The Oklahoma QSO Party QRPp Style - March 2003

OK Map OK Map I did not plan on doing anything of note in the OK QSO party this year. In past years I have found very little activity during the contest. This year I was pleasantly surprised to observe an increase in the number of operations from OK. It started when Bob, N4CD/M out of Texas ran a couple of OK counties on the county hunter net. Well he managed to copy my signal when I was running only 250 mWatts. I moved down a bit and noticed some activity. The first county in the log for the contest was Okmulgee from N5CE/M.
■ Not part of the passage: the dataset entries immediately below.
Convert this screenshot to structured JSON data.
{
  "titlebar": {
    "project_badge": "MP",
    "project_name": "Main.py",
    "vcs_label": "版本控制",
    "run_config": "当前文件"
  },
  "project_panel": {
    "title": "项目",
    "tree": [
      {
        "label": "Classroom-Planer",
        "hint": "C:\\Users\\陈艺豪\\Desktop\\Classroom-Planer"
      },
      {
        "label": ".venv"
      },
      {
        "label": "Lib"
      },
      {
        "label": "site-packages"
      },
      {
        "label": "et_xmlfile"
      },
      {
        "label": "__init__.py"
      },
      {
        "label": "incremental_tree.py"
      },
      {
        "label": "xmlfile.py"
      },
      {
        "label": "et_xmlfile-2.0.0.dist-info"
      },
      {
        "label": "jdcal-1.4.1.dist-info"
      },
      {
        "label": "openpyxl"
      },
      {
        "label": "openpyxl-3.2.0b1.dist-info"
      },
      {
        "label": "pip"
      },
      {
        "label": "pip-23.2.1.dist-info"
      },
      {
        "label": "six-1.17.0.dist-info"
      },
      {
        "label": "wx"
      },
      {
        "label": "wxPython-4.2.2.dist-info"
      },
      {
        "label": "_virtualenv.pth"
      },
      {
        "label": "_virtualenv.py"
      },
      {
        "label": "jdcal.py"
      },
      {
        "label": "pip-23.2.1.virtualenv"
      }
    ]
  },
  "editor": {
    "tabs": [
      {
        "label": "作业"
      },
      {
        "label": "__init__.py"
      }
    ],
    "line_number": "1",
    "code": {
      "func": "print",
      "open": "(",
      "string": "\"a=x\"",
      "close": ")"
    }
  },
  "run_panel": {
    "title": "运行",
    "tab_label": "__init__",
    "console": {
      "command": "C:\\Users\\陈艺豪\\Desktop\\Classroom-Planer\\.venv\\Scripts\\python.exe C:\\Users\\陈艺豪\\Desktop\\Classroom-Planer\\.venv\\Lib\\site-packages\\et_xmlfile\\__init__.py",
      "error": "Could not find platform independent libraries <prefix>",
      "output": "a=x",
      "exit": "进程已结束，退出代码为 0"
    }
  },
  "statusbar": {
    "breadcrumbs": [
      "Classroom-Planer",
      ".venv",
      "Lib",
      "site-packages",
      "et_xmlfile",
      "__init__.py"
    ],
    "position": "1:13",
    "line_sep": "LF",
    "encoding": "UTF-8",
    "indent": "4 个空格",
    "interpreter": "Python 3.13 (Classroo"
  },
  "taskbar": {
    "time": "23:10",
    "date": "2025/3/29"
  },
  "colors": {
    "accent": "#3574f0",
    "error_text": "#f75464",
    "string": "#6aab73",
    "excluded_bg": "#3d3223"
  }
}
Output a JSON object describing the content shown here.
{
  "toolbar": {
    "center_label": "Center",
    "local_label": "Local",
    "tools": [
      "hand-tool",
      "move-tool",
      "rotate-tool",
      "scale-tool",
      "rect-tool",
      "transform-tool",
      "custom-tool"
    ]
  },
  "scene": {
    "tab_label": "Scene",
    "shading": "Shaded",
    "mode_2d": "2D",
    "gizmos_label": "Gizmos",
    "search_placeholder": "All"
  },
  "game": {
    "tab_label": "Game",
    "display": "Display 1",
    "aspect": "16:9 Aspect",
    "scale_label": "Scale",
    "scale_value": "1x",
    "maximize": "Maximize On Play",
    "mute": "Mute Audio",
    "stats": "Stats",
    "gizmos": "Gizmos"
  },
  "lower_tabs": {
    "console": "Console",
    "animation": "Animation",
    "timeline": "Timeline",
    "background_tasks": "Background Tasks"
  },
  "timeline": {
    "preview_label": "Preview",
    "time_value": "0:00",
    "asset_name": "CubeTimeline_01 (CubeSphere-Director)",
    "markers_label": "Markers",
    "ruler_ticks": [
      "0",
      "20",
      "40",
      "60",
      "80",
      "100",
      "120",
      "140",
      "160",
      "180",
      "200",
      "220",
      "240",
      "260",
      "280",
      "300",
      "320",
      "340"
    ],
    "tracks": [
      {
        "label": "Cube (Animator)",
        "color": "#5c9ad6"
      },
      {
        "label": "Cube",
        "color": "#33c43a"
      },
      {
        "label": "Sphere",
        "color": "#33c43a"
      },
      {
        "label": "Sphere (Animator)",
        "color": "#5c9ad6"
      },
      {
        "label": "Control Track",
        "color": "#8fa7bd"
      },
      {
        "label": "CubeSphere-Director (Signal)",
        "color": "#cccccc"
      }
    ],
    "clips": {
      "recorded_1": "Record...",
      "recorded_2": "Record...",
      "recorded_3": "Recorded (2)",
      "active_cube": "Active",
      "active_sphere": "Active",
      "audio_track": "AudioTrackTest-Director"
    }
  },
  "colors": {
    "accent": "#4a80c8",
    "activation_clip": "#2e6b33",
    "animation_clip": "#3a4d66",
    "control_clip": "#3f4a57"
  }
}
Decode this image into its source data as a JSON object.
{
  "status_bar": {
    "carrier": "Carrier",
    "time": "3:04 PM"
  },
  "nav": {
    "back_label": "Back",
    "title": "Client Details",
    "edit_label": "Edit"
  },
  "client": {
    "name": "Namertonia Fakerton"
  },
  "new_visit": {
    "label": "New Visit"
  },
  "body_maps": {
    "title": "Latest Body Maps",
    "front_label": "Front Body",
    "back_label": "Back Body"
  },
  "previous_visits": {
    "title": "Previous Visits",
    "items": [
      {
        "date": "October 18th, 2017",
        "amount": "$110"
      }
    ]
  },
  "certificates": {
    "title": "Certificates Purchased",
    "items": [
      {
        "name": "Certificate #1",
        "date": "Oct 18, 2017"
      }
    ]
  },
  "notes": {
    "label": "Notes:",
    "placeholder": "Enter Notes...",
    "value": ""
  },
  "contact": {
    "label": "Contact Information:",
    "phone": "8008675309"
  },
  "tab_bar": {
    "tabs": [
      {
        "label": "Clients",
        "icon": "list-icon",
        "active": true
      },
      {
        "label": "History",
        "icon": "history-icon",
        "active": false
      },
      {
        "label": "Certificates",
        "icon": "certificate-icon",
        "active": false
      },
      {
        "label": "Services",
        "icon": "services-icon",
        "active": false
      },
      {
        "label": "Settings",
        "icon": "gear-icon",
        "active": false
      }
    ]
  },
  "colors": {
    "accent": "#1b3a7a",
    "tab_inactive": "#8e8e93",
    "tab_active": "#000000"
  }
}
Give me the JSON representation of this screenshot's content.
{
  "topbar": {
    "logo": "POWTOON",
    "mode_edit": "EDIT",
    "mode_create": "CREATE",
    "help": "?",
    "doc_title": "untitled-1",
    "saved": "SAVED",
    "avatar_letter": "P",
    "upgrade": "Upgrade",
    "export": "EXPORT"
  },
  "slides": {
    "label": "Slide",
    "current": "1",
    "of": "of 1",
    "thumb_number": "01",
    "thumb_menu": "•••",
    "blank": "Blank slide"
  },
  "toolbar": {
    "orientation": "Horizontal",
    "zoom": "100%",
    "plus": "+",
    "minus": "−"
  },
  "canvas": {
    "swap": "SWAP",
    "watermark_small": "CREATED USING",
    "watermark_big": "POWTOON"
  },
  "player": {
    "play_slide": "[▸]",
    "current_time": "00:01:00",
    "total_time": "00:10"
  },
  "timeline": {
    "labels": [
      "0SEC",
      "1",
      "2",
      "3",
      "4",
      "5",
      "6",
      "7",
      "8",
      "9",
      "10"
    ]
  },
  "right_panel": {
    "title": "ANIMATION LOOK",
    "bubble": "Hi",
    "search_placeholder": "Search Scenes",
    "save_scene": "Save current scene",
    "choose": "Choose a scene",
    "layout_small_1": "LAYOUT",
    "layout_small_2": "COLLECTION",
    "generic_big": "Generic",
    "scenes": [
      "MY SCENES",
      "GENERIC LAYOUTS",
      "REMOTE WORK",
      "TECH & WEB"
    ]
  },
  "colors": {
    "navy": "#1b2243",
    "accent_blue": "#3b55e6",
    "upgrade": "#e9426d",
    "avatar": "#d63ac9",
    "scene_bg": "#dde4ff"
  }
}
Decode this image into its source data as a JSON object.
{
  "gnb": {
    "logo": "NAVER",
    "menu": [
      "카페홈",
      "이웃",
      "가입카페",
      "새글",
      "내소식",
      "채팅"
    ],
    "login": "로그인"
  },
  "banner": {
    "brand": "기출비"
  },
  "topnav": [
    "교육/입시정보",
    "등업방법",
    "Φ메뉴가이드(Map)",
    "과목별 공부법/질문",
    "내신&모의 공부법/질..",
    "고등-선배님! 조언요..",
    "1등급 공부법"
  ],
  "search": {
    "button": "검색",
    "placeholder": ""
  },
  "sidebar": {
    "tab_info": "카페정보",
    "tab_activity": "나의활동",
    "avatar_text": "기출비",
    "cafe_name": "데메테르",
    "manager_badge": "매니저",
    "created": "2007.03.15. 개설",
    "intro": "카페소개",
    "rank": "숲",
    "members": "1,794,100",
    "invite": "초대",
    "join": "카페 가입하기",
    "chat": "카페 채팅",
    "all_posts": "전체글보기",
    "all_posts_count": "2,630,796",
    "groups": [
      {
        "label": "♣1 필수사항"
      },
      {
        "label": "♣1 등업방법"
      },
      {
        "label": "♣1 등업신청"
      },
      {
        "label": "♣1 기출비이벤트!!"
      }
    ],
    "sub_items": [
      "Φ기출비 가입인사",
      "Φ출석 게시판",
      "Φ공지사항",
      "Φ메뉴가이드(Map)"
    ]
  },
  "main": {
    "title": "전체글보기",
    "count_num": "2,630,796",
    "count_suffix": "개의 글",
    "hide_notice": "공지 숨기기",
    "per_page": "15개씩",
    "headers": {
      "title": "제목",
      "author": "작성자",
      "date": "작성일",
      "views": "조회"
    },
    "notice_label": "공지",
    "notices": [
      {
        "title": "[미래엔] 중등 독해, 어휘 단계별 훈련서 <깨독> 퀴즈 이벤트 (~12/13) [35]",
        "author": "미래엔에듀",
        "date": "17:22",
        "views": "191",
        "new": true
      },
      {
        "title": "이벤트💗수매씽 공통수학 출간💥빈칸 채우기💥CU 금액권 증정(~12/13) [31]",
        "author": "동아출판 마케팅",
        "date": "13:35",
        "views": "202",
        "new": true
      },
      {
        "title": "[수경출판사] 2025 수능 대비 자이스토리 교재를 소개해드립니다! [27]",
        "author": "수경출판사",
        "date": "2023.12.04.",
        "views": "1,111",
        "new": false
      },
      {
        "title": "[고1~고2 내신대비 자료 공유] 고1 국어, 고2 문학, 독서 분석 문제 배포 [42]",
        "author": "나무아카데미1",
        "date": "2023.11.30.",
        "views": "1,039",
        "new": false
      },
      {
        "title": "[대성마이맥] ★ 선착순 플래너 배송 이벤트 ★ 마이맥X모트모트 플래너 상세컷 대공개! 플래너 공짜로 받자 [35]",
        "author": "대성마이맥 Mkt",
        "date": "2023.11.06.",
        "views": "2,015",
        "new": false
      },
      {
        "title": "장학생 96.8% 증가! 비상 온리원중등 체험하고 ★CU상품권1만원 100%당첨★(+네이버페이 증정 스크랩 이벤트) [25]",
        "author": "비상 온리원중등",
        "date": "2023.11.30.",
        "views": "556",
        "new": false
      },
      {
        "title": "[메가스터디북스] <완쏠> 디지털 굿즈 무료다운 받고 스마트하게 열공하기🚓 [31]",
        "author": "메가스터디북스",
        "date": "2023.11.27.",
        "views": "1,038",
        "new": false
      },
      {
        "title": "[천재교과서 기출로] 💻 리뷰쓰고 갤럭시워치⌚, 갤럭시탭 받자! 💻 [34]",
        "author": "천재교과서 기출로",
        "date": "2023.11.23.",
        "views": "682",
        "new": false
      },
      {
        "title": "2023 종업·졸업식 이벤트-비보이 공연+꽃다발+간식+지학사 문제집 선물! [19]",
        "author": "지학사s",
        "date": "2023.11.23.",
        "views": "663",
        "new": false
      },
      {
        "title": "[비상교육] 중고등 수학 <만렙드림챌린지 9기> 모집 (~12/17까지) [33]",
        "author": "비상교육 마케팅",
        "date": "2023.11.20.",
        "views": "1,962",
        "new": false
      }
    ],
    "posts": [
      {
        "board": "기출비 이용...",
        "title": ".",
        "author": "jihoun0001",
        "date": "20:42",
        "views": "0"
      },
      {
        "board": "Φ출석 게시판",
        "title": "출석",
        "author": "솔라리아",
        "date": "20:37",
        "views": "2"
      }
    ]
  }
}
My propagation programs told me I was not likely to make many QSOs at one watt - an I was running half that power. And true to form I believe most guys could not even hear my signal. Many times I could not even get a ? out of the fellow who was running a county. I was just too week. A half a watt from a simple dipole just did not a big signal make. So I would just check the frequencies every now and then. During the daylight hours I stayed on 20 meters. After sunset I moved down to 40 meters. The propagation programs did not promise much better conditions there. I did pick up a couple of QSO on 40, but did not get any new counties.

The final take was 17 QSOs, of which two were duplicates. I did work 13 counties. The odd thing was I never worked two stations in the same county.

I ran this contest under much the same conditions as with the WI and VA QSO parties earlier in the month. I had already worked all the counties in the state QRP. So the goal was to get as many as I could QRPp. While I did get 15 counties the disappointment this time was that I got none of the six counties I have yet to work QRPp. I did hear N5CE/M in Cleveland County. That would have been a new one, but alas he could not hear me.

How the State map was made

Making the map was very simple. I obtained the basic county outline map from with their permission. I then edit the image by changing the color of the counties I worked to green. Once that was done, I played an html trick by splitting the image into two parts so that the text would appear to wrap around a single image. The actual coding involves the use of a style sheet so you have to look at both the source code for this page as well as the style sheet to see how the trick was played.